Summary
This Australian policy modelling study integrated greenhouse gas emissions pricing into food commodity prices and assessed downstream health, environmental and fiscal consequences. Using a coupled framework linking economic, environmental and health data, the authors found that a carbon price of AUD $23 per tonne CO2-equivalent could avoid 49,500 DALYs whilst reducing food-related emissions by 6% and generating AUD $866 million in public revenue.
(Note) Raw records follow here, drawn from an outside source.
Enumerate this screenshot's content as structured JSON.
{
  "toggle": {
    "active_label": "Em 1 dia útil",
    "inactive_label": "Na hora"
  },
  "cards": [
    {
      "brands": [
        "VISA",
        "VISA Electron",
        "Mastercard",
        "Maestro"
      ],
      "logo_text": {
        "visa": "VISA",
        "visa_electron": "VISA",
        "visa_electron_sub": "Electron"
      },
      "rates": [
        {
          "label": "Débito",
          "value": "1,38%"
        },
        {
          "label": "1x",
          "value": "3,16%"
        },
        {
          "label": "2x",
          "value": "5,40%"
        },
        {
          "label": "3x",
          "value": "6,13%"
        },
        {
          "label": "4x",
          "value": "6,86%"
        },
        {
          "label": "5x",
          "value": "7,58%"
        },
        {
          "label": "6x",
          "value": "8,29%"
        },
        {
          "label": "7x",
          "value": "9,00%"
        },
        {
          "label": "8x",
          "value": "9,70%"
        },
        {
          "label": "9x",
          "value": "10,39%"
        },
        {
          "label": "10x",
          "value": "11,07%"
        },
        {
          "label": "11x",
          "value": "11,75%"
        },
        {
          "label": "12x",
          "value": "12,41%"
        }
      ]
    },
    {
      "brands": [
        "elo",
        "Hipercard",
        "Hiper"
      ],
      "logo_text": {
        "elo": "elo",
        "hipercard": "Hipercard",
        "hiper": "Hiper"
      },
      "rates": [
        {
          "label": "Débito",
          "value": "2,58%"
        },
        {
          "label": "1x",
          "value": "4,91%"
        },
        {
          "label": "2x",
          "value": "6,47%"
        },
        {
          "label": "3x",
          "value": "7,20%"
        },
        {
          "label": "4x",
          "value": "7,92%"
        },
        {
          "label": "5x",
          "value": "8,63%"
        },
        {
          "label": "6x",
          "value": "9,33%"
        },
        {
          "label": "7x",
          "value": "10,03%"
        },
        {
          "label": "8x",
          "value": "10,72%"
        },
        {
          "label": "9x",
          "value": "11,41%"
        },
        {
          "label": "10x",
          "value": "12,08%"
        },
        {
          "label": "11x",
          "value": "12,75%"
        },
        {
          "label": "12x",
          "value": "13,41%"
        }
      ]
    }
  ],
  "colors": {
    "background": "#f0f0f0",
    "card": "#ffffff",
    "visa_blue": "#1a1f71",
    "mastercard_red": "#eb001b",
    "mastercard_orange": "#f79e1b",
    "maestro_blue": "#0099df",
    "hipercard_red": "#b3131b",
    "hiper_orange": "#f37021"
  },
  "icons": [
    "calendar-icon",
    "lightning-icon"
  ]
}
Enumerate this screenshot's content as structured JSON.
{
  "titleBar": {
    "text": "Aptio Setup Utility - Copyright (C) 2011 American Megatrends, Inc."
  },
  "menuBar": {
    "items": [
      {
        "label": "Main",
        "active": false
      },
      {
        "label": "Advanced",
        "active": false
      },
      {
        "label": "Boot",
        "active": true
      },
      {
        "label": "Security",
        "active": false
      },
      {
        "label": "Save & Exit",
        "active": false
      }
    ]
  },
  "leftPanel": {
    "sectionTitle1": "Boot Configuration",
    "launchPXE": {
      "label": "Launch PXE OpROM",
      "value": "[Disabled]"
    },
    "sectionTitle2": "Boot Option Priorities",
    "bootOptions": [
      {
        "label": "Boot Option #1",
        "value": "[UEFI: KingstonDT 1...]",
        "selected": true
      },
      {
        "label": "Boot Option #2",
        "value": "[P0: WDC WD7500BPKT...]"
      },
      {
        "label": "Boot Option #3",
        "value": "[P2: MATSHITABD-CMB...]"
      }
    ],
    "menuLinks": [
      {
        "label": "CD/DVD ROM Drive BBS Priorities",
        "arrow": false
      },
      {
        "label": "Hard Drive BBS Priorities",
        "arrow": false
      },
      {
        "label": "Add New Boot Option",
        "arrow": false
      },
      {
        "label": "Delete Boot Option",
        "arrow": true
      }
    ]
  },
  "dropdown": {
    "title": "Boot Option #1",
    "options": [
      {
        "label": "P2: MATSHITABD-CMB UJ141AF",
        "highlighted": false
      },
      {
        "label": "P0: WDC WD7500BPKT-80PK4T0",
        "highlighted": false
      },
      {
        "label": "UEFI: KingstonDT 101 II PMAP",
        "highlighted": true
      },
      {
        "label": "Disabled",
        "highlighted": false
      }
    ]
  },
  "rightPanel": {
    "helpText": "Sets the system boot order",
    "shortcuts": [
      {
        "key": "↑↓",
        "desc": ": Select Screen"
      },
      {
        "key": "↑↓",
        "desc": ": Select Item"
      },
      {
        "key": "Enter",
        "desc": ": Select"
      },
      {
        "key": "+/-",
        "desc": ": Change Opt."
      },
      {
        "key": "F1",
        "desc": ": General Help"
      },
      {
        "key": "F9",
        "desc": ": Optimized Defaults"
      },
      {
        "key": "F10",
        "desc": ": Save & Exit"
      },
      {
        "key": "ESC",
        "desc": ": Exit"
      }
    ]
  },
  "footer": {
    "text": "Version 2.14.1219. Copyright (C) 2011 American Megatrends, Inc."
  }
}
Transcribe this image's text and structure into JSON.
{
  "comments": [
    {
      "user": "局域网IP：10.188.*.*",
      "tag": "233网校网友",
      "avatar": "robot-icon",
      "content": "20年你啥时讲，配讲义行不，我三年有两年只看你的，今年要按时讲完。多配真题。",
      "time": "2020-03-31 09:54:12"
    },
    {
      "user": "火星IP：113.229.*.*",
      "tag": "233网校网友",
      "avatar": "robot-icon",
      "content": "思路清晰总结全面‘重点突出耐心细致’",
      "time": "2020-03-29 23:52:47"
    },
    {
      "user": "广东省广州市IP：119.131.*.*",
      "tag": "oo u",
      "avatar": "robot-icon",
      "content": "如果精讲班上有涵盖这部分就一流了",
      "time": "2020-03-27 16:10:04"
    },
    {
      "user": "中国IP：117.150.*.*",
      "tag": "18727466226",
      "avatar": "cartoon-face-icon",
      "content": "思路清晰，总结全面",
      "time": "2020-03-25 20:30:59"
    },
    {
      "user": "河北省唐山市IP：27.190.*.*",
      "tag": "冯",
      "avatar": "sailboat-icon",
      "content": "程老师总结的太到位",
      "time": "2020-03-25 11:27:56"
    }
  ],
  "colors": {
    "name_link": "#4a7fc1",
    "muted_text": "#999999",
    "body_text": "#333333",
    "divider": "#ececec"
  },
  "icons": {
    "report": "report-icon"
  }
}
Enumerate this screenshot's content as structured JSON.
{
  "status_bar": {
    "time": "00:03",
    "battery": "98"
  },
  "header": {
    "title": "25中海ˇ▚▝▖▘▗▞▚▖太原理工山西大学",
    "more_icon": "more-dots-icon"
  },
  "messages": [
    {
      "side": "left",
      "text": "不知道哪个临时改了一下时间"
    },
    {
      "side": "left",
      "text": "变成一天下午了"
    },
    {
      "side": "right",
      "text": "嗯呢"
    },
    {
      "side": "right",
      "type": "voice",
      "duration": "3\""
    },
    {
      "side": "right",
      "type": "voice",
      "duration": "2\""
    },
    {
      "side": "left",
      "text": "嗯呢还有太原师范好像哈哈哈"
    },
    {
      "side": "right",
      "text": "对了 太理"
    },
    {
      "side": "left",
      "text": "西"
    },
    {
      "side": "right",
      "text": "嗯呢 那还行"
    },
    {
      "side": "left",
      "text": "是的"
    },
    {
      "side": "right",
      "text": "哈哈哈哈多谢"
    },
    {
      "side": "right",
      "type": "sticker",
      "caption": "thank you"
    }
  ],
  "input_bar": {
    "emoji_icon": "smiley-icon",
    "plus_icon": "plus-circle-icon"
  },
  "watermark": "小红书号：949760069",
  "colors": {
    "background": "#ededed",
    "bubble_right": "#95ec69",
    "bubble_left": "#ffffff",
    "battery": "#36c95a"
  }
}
The work demonstrates that climate pricing policies on food can align with public health objectives to reduce diet-related disease burden.
UK applicability
The findings are potentially relevant to UK policy-making on carbon pricing and food systems, though the analysis is country-specific to Australian food consumption patterns, supply chains and disease burden. A similar modelling approach could be adapted to UK conditions to evaluate health-climate trade-offs of food carbon pricing, particularly as the UK develops its climate commitments.
Key measures
Disability-adjusted life years (DALYs) avoided; food-related greenhouse gas emissions (MtCO2-eq); tax revenues (AUD millions); changes in dietary consumption patterns
Outcomes reported
The study modelled the health, environmental and public finance impacts of incorporating greenhouse gas emissions pricing into food commodity prices. It measured diet-related disease burden (DALYs avoided), food-related emissions reductions, and tax revenues generated.